# mice pick and mix



## SarahC (Oct 3, 2008)

Saturdays are for mouse sorting.A few bits and bobs in the pipeline.My orange splashed have come on in leaps and bounds.Initially they were very washed out and barely splashed.Now they are almost as good a colour as my brindles which I didn't think would be achievable.
Splashed








Brindle








I've bred a line of diluted pieds that are pleasing to my eyes for tri production.

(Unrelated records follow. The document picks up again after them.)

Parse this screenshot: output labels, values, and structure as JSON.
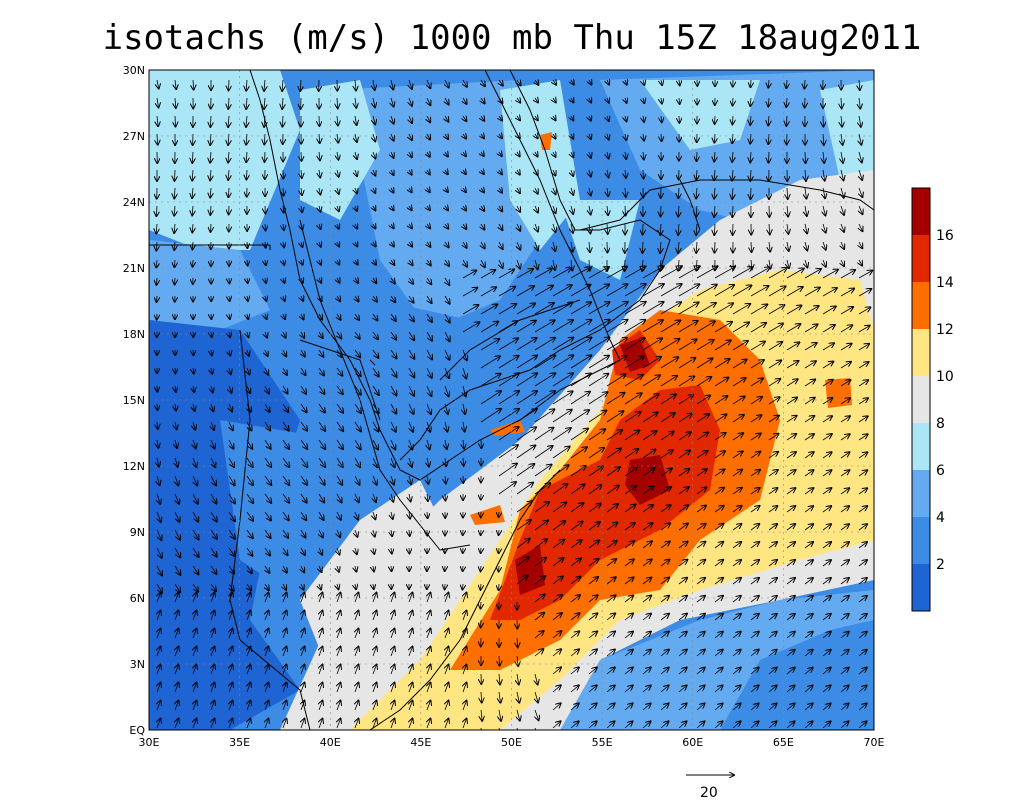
{
  "title": "isotachs (m/s) 1000 mb Thu 15Z 18aug2011",
  "map": {
    "lon_range": [
      30,
      70
    ],
    "lat_range": [
      0,
      30
    ],
    "x_ticks": [
      "30E",
      "35E",
      "40E",
      "45E",
      "50E",
      "55E",
      "60E",
      "65E",
      "70E"
    ],
    "y_ticks": [
      "EQ",
      "3N",
      "6N",
      "9N",
      "12N",
      "15N",
      "18N",
      "21N",
      "24N",
      "27N",
      "30N"
    ],
    "grid": "dashed at ticks",
    "features": [
      "wind speed shading",
      "wind vectors",
      "coastlines",
      "country borders"
    ]
  },
  "colorbar": {
    "placement": "right",
    "labels": [
      "2",
      "4",
      "6",
      "8",
      "10",
      "12",
      "14",
      "16"
    ],
    "colors": [
      "#1e64d2",
      "#3c8ce6",
      "#64aaf0",
      "#aae6f5",
      "#e6e6e6",
      "#ffe682",
      "#ff6e00",
      "#e12800",
      "#a50000"
    ]
  },
  "vector_reference": {
    "label": "20"
  }
}
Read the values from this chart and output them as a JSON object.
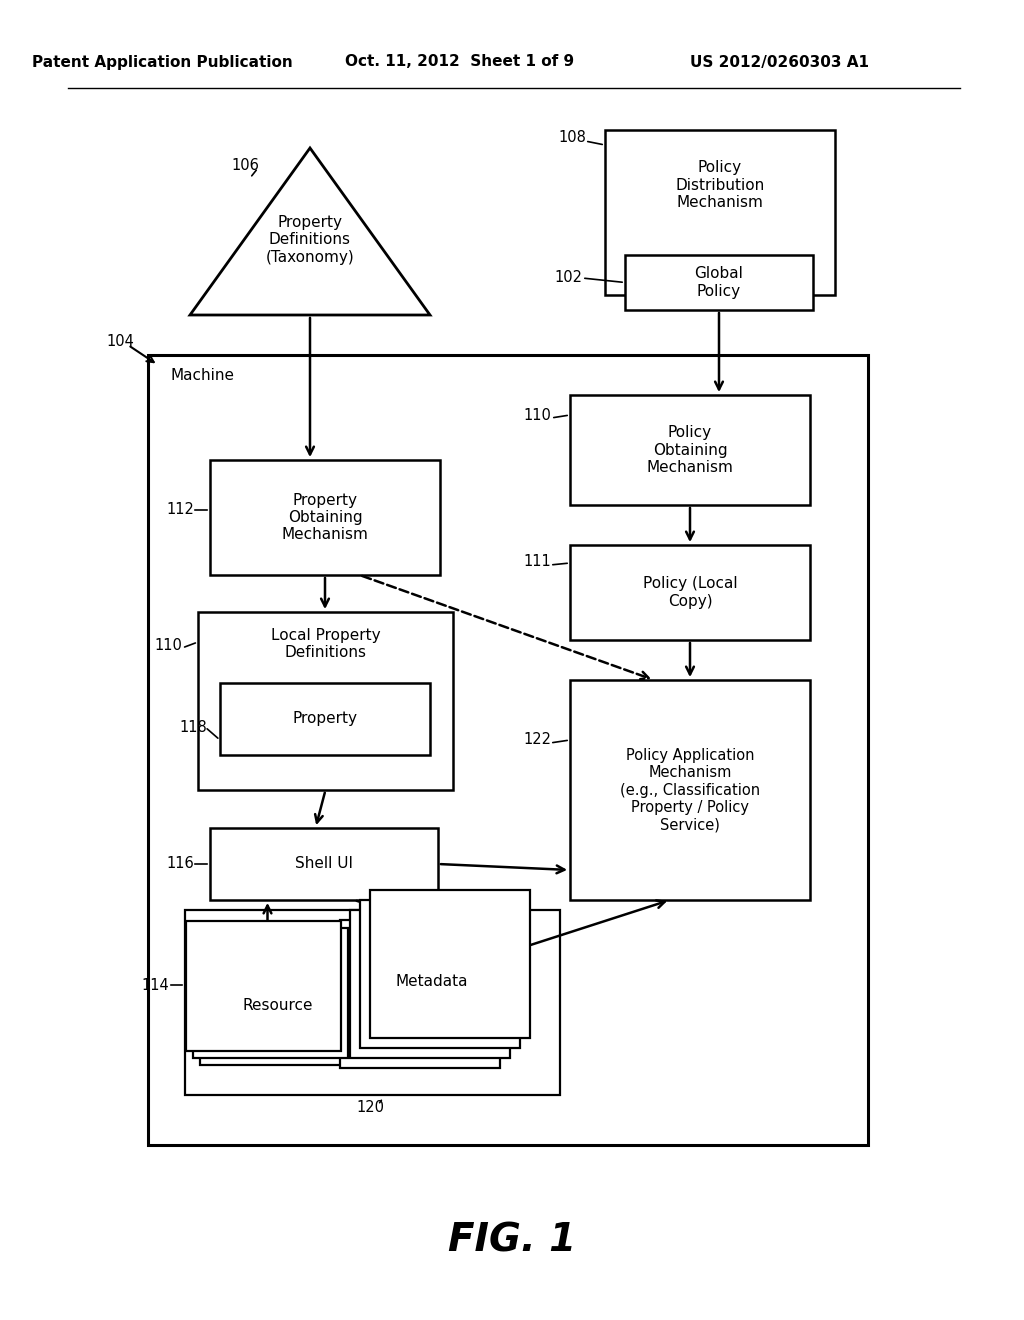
{
  "header_left": "Patent Application Publication",
  "header_mid": "Oct. 11, 2012  Sheet 1 of 9",
  "header_right": "US 2012/0260303 A1",
  "fig_label": "FIG. 1",
  "bg_color": "#ffffff"
}
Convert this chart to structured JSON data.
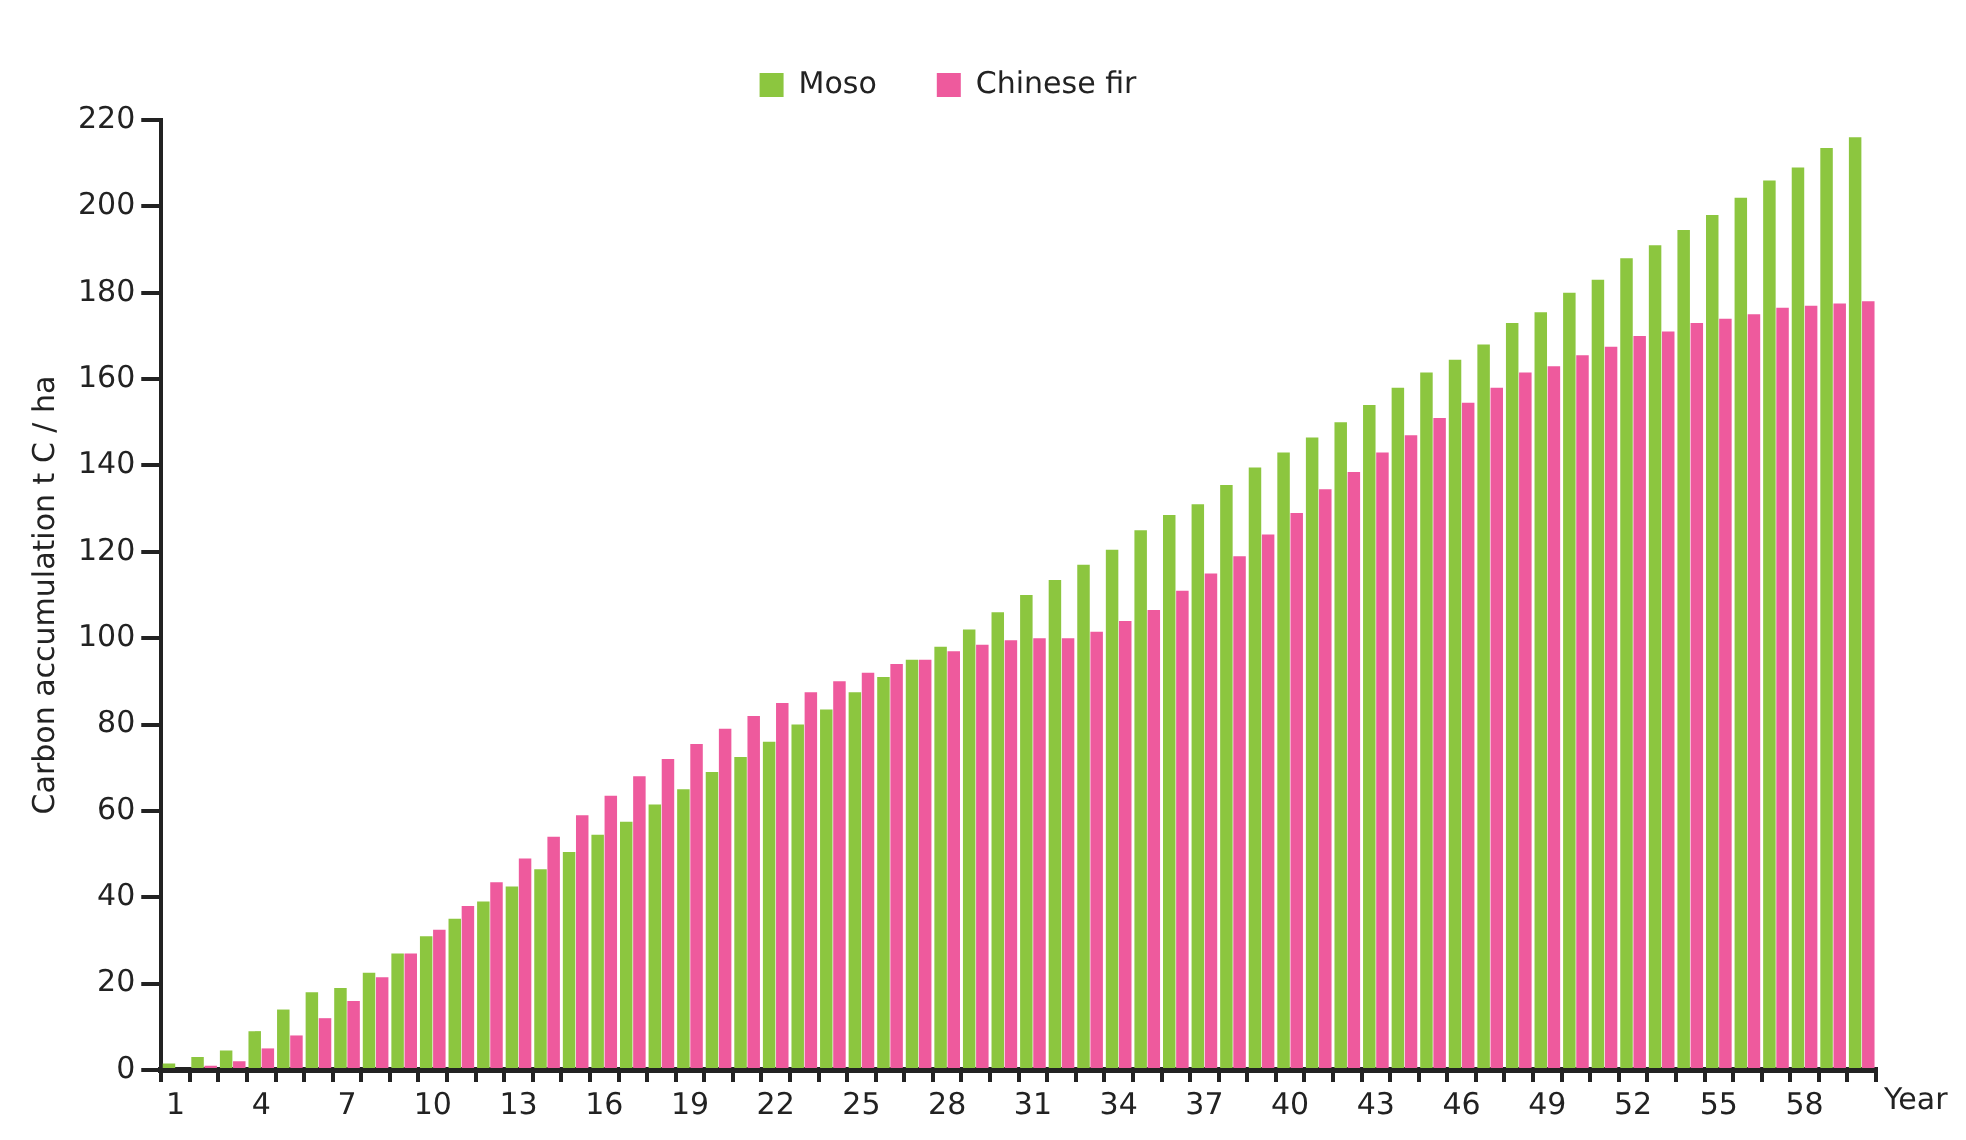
{
  "chart_data": {
    "type": "bar",
    "ylabel": "Carbon accumulation t C / ha",
    "xlabel": "Year",
    "categories": [
      "1",
      null,
      null,
      "4",
      null,
      null,
      "7",
      null,
      null,
      "10",
      null,
      null,
      "13",
      null,
      null,
      "16",
      null,
      null,
      "19",
      null,
      null,
      "22",
      null,
      null,
      "25",
      null,
      null,
      "28",
      null,
      null,
      "31",
      null,
      null,
      "34",
      null,
      null,
      "37",
      null,
      null,
      "40",
      null,
      null,
      "43",
      null,
      null,
      "46",
      null,
      null,
      "49",
      null,
      null,
      "52",
      null,
      null,
      "55",
      null,
      null,
      "58",
      null,
      null
    ],
    "series": [
      {
        "name": "Moso",
        "color": "#8cc63f",
        "values": [
          1.5,
          3,
          4.5,
          9,
          14,
          18,
          19,
          22.5,
          27,
          31,
          35,
          39,
          42.5,
          46.5,
          50.5,
          54.5,
          57.5,
          61.5,
          65,
          69,
          72.5,
          76,
          80,
          83.5,
          87.5,
          91,
          95,
          98,
          102,
          106,
          110,
          113.5,
          117,
          120.5,
          125,
          128.5,
          131,
          135.5,
          139.5,
          143,
          146.5,
          150,
          154,
          158,
          161.5,
          164.5,
          168,
          173,
          175.5,
          180,
          183,
          188,
          191,
          194.5,
          198,
          202,
          206,
          209,
          213.5,
          216
        ]
      },
      {
        "name": "Chinese fir",
        "color": "#ee5a9d",
        "values": [
          0,
          1,
          2,
          5,
          8,
          12,
          16,
          21.5,
          27,
          32.5,
          38,
          43.5,
          49,
          54,
          59,
          63.5,
          68,
          72,
          75.5,
          79,
          82,
          85,
          87.5,
          90,
          92,
          94,
          95,
          97,
          98.5,
          99.5,
          100,
          100,
          101.5,
          104,
          106.5,
          111,
          115,
          119,
          124,
          129,
          134.5,
          138.5,
          143,
          147,
          151,
          154.5,
          158,
          161.5,
          163,
          165.5,
          167.5,
          170,
          171,
          173,
          174,
          175,
          176.5,
          177,
          177.5,
          178
        ]
      }
    ],
    "ylim": [
      0,
      220
    ],
    "yticks": [
      0,
      20,
      40,
      60,
      80,
      100,
      120,
      140,
      160,
      180,
      200,
      220
    ],
    "grid": false,
    "legend": "top"
  }
}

Earlier in the year I got a provisional standard accepted for the silver blues.I rarely show silverd mice but I've had them for more than a decade because I find them attractive
Silver Blue baby








50 shades of Grey mice,all from one litter


----------



## andypandy29us (Aug 10, 2012)

love the orange and the 50 shades of grey mice  they are all beautiful


----------



## Kitei (Feb 4, 2013)

The silvered blues are very appealing. Impressed by the brindle/splashed comparisons, too.


----------



## TwitchingWhiskers (Feb 2, 2013)

They look great. Great color on the orange splashed


----------



## Seafolly (Mar 13, 2012)

Wow I love the diluted pied markings. I would have called them broken! (shows how much I know)

Orange splashed...new favourite variety.


----------



## Skye_29 (Jan 7, 2013)

I'm such a sucker for grey mice. They all look fantastic though


----------



## windyhill (Jan 19, 2010)

Lovely!


----------



## nataliew (Feb 2, 2013)

stunning splashed mice


----------



## Cait (Oct 3, 2008)

SarahC said:


> Saturdays are for mouse sorting.A few bits and bobs in the pipeline.My orange splashed have come on in leaps and bounds.


Saturdays are for mouse sorting here too  your orange splashed are looking really nice.


----------



## ThatCertainGlow (Jun 23, 2012)

Congratulations on the splashed, they are really much improved. I love the seven grey beauties.  Good luck with the new standard.


----------